- Guardas-costeiros franceses pedem a suspensão das interceptações de pequenas embarcações no Canal da Mancha a até 300 metros da costa, alegando risco de vida dos ocupantes.
- A demanda surgiu enquanto a França revisa sua doutrina marítima, considerada por muitos arriscada e potencialmente inoperante.
- A carta, enviada ao diretor-geral da alfândega francesa, Florian Colas, pelo sindicato Solidaires Douanes, descreve a doutrina como “mortal” e afirma que pode provocar naufrágios, atribuindo responsabilidade aos agentes.
- A situação complica o governo britânico, que enfrenta dificuldades com o acordo de devolução de migrantes; um requerente iraniano retornou ao Reino Unido em uma pequena embarcação, e a BBC indica que a parte do acordo pode nunca ser efetivada.
- O porta-voz Jean-Pierre Cloez disse que as operações estão suspensas por risco; o chefe de segurança de fronteira do Reino Unido, Martin Hewitt, criticou a inação de França diante de mudanças políticas.
Guardas-costeiros franceses solicitaram a suspensão das interceptações de pequenas embarcações no Canal da Mancha, alegando riscos à vida dos ocupantes.

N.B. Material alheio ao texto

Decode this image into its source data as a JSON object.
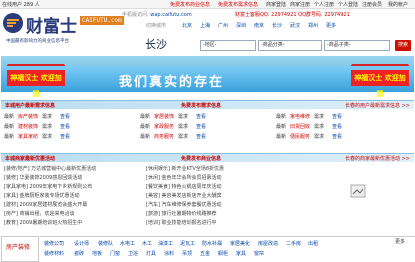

A demanda surge em um momento em que a França revisa sua doutrina marítima, considerada por muitos como arriscada e ineficaz.
A carta enviada ao diretor-geral da alfândega francesa, Florian Colas, pelo sindicato Solidaires Douanes, que inclui guardas-costeiros, descreve as interceptações a até 300 metros da costa como uma “doutrina mortal” que viola convenções internacionais. A mensagem ressalta que essa abordagem pode provocar naufrágios e mortes, colocando a responsabilidade moral e criminal sobre os agentes envolvidos nas operações.
A situação se agrava para o governo britânico, que já enfrenta desafios com a implementação do acordo de devolução de migrantes. Recentemente, um requerente de asilo iraniano, parte do grupo enviado de volta à França, conseguiu retornar ao Reino Unido em uma pequena embarcação. A BBC reportou que a parte do acordo destinada a impedir as travessias está ameaçada e pode nunca ser efetivada.
Revisão da Doutrina Marítima
A revisão da doutrina marítima pela França, iniciada em junho, previa que embarcações de patrulha tentariam interceptar pequenas embarcações e devolvê-las à costa. Contudo, fontes de segurança marítima na França qualificaram o plano como um “truque político”. O porta-voz do sindicato policial francês, Jean-Pierre Cloez, afirmou que as operações estão suspensas devido ao perigo envolvido.
O comandante de segurança de fronteira do Reino Unido, Martin Hewitt, expressou frustração com a falta de ação dos franceses, citando mudanças políticas como um obstáculo para a implementação de táticas mais rigorosas contra as embarcações que transportam migrantes. A situação atual reflete a complexidade e os desafios que cercam a cooperação entre os dois países na questão da imigração ilegal.